Here's the funny thing about the Grammy for traditional pop singing: The category name changes – it's happened three times since the award's inception in 1992 – but the winner, not so much. Tony Bennett, who left his heart in San Francisco, hoards the statuettes in Los Angeles. Ten years out of the category's 20, he's walked off with the honours – nine times for his baby, presumably, and one more for the road.
"God bless him," Paul Anka told The Globe and Mail recently, about Bennett. "He's been doing the same thing for 50 years – same goddamn songs, same trio. He doesn't have to change a damn thing, because everybody keeps discovering him."
The conventional wisdom is that you can't stop Bennett; you can only hope to contain him. On Sunday, it's his Duets II album that's up for best traditional pop vocal album (formerly best traditional pop vocal performance and, before that, best traditional pop performance).

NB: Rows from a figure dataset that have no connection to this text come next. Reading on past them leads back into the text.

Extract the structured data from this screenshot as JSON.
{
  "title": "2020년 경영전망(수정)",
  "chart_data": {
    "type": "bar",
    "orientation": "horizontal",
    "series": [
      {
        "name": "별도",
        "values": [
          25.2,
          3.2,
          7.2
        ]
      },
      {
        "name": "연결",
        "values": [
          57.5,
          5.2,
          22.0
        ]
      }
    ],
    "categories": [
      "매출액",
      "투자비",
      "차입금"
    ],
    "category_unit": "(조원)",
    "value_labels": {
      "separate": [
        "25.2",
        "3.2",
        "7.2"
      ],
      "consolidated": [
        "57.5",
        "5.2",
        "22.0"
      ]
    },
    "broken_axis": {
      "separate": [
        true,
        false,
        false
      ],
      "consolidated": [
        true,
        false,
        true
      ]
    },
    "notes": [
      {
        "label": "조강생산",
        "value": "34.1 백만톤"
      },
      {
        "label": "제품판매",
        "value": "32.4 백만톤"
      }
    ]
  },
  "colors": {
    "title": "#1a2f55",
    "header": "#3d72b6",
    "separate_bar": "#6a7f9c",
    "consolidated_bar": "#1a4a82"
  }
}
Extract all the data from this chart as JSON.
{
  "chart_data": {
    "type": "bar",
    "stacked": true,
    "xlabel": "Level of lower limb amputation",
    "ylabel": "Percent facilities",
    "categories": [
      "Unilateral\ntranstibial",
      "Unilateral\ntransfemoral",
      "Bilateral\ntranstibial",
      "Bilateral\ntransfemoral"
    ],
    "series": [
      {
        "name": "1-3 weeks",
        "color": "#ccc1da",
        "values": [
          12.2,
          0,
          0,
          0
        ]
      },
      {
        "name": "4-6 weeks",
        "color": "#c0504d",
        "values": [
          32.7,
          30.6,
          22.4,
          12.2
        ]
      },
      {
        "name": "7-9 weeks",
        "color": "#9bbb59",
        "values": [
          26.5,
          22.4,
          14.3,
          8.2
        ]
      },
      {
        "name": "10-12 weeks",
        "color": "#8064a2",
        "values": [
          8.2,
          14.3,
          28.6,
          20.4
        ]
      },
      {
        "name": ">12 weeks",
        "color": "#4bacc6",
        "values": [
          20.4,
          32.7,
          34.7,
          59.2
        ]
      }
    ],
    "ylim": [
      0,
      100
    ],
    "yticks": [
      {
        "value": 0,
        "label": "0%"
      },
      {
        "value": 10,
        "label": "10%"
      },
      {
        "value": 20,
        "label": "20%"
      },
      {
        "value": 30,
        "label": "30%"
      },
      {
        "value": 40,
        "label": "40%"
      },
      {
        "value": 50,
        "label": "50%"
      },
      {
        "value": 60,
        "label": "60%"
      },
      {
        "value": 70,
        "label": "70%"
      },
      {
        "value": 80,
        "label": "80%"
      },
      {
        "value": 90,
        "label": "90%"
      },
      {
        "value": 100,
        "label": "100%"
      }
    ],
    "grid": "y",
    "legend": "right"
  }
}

When it comes to traditional-song packaging, Bennett is like Forrest Gump's shrimp-obsessed army buddy, who knew every which way to cook those things. Bennett has won for: a salute to Frank Sinatra; a Fred Astaire tribute; an MTV unplugged performance; a Billie Holiday homage; a Duke Ellington disc; a blues-duet collection; a collaboration with k.d. lang; an LP of romantic fare; another duets disc; and one celebration of female singers that beat out, ironically, albums by Rosemary Clooney, Natalie Cole, Liza Minnelli and Bernadette Peters.
Talk about your ladies singing the blues.
This year, some crooners and chanteuses are taking a different strategy: Michael Bublé (a three-time winner) and Natalie Cole (two times a victor) both appear on Bennett's Duets II. If you can't beat him, join him.